Evidence Regarding Anaerobic Bacterial Blood Stream Infection
Anaerobic bacteria include Bacteroides, Prevotella, Porphyromonas, Fusobacterium, Peptostreptococcus, Veillonella, and Clostridium. Anaerobes account for approximately 4% of bacterial BSIs, and are often seen in the context of polymicrobial infection.67 Given that anaerobes are difficult to recover, and that antimicrobial resistance testing is more labor intensive, antibiotic therapy choices are often made empirically.67 Unfortunately, antibiotic resistance amongst anaerobes is increasing.68 However, metronidazole remains highly active against a majority of anaerobes, with only a handful of treatment failures reported,69 and has a highly favorable pharmacokinetic profile for oral treatment. Oral metronidazole remains an effective choice for many anaerobic BSIs. Considering the polymicrobial nature of many anaerobic infections, source control is important, and concomitant GNR infection must be ruled out before using metronidazole monotherapy.

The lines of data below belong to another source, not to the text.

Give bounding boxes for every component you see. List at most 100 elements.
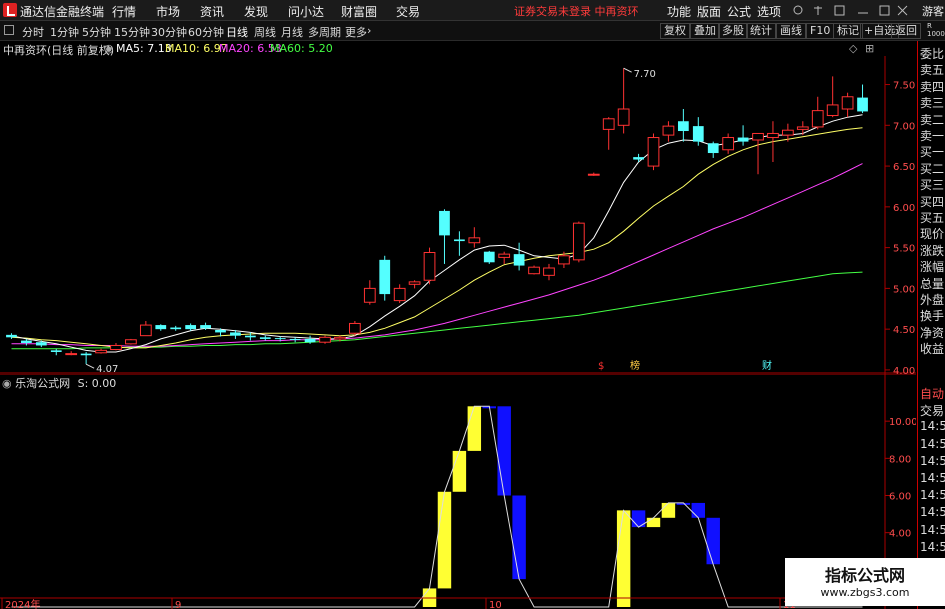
candle	[677, 109, 689, 142]
side-item[interactable]: 外盘	[920, 291, 945, 308]
side-item[interactable]: 卖一	[920, 127, 945, 144]
quote-side-panel: 委比 卖五 卖四 卖三 卖二 卖一 买一 买二 买三 买四 买五 现价 涨跌 涨幅 总量 外盘 换手 净资 收益自动…	[917, 41, 945, 609]
side-item[interactable]: 买二	[920, 160, 945, 177]
candle	[363, 280, 376, 305]
candle	[528, 265, 540, 275]
side-item[interactable]: 收益	[920, 340, 945, 357]
btn-back[interactable]: 返回	[891, 23, 921, 39]
period-daily[interactable]: 日线	[226, 24, 248, 40]
side-item[interactable]: 卖二	[920, 111, 945, 128]
menu-shichang[interactable]: 市场	[156, 3, 180, 20]
layout-toggle-icon[interactable]	[4, 25, 14, 35]
period-fenshi[interactable]: 分时	[22, 24, 44, 40]
period-30min[interactable]: 30分钟	[151, 24, 187, 40]
period-1min[interactable]: 1分钟	[50, 24, 79, 40]
expand-icon[interactable]: ⊞	[865, 42, 874, 55]
period-weekly[interactable]: 周线	[254, 24, 276, 40]
menu-banmian[interactable]: 版面	[697, 3, 721, 20]
login-notice[interactable]: 证券交易未登录 中再资环	[514, 3, 639, 19]
side-item[interactable]: 卖五	[920, 61, 945, 78]
candle-body	[289, 338, 301, 340]
candle-body	[752, 132, 764, 141]
candle	[633, 153, 644, 162]
side-item-trade[interactable]: 交易	[920, 402, 945, 419]
collapse-icon[interactable]: ◉	[104, 42, 114, 55]
side-item[interactable]: 买一	[920, 143, 945, 160]
menu-hangqing[interactable]: 行情	[112, 3, 136, 20]
period-multi[interactable]: 多周期	[308, 24, 341, 40]
side-item-trade[interactable]: 14:56	[920, 540, 945, 554]
side-tag: R 1000	[927, 22, 945, 38]
candle	[468, 227, 481, 248]
period-more[interactable]: 更多	[345, 24, 367, 40]
btn-duogu[interactable]: 多股	[718, 23, 748, 39]
menu-jiaoyi[interactable]: 交易	[396, 3, 420, 20]
btn-huaxian[interactable]: 画线	[776, 23, 806, 39]
candle-body	[572, 222, 585, 261]
side-item-trade[interactable]: 14:56	[920, 505, 945, 519]
indicator-bar	[512, 495, 526, 580]
menu-gongneng[interactable]: 功能	[667, 3, 691, 20]
side-item-trade[interactable]: 14:56	[920, 471, 945, 485]
period-5min[interactable]: 5分钟	[82, 24, 111, 40]
event-marker: $	[598, 361, 604, 372]
side-item[interactable]: 买四	[920, 193, 945, 210]
candle	[349, 321, 361, 336]
side-item[interactable]: 现价	[920, 225, 945, 242]
menu-faxian[interactable]: 发现	[244, 3, 268, 20]
side-item[interactable]: 卖四	[920, 78, 945, 95]
btn-biaoji[interactable]: 标记	[833, 23, 863, 39]
side-item-trade[interactable]: 14:56	[920, 437, 945, 451]
side-item[interactable]: 涨跌	[920, 242, 945, 259]
indicator-tick-label: 6.00	[889, 492, 911, 503]
side-item-trade[interactable]: 自动	[920, 385, 945, 402]
menu-wenxiaoda[interactable]: 问小达	[288, 3, 324, 20]
chevron-right-icon[interactable]: ›	[367, 24, 371, 37]
price-tick-label: 4.50	[893, 325, 915, 336]
candle	[647, 133, 660, 171]
side-item[interactable]: 净资	[920, 324, 945, 341]
candle	[662, 121, 675, 142]
btn-diejia[interactable]: 叠加	[690, 23, 720, 39]
side-item-trade[interactable]: 14:56	[920, 523, 945, 537]
menu-caifuquan[interactable]: 财富圈	[341, 3, 377, 20]
candles	[6, 68, 868, 365]
side-item[interactable]: 换手	[920, 307, 945, 324]
side-item[interactable]: 委比	[920, 45, 945, 62]
date-label: 9	[175, 600, 181, 609]
side-item[interactable]: 卖三	[920, 94, 945, 111]
low-pointer	[85, 363, 95, 369]
guest-label[interactable]: 游客	[922, 3, 944, 19]
menu-zixun[interactable]: 资讯	[200, 3, 224, 20]
period-15min[interactable]: 15分钟	[114, 24, 150, 40]
indicator-tick-label: 4.00	[889, 529, 911, 540]
candle	[722, 133, 735, 154]
candle-body	[363, 287, 376, 303]
candle-body	[6, 334, 17, 338]
btn-tongji[interactable]: 统计	[746, 23, 776, 39]
candle-body	[662, 125, 675, 136]
candlestick-chart[interactable]: 7.50 7.00 6.50 6.00 5.50 5.00 4.50 4.00 7.70 4.0…	[0, 56, 916, 374]
menu-gongshi[interactable]: 公式	[727, 3, 751, 20]
candle-body	[230, 332, 241, 336]
diamond-icon[interactable]: ◇	[849, 42, 857, 55]
side-item-trade[interactable]: 14:56	[920, 454, 945, 468]
candle-body	[304, 338, 316, 343]
side-item[interactable]: 涨幅	[920, 258, 945, 275]
side-item[interactable]: 买五	[920, 209, 945, 226]
side-item[interactable]: 总量	[920, 275, 945, 292]
side-item-trade[interactable]: 14:56	[920, 419, 945, 433]
menu-xuanxiang[interactable]: 选项	[757, 3, 781, 20]
period-60min[interactable]: 60分钟	[188, 24, 224, 40]
btn-fuquan[interactable]: 复权	[660, 23, 690, 39]
indicator-collapse-icon[interactable]: ◉	[2, 377, 12, 390]
candle	[6, 333, 17, 339]
candle-body	[617, 108, 630, 126]
candle-body	[633, 157, 644, 160]
ma5-value: MA5: 7.13	[116, 42, 172, 55]
indicator-chart[interactable]: 10.008.006.004.002.00 2024年91011	[0, 374, 916, 609]
side-item-trade[interactable]: 14:56	[920, 488, 945, 502]
side-item[interactable]: 买三	[920, 176, 945, 193]
btn-f10[interactable]: F10	[806, 23, 835, 39]
period-monthly[interactable]: 月线	[281, 24, 303, 40]
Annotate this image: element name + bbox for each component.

Clindamycin has significant anaerobic activity, but Bacteroides resistance has increased significantly in recent years, as high as 26%-44%.70 Amoxicillin-clavulanate has good anaerobic coverage, but bioavailability of clavulanate is limited (50%), making it inferior for BSI. Bioavailability is also limited for cephalosporins with anaerobic activity, such as cefuroxime. Moxifloxacin is a fluoroquinolone with some anaerobic coverage and a good oral pharmacokinetic profile, but Bacteroides resistance can be as high as 50%, making it a risky empiric choice.68
Bacterial BSIs are common and result in significant morbidity and mortality, with high associated healthcare costs. Although BSIs are traditionally treated with intravenous antimicrobials, many BSIs can be safely and effectively cured using oral antibiotics. When appropriately selected, oral antibiotics offer lower costs, fewer side effects, promote antimicrobial stewardship, and are easier for patients. Ultimately, the decision to use oral versus intravenous antibiotics must consider the characteristics of the pathogen, patient, and drug.
None of the authors report any conflicts of interest.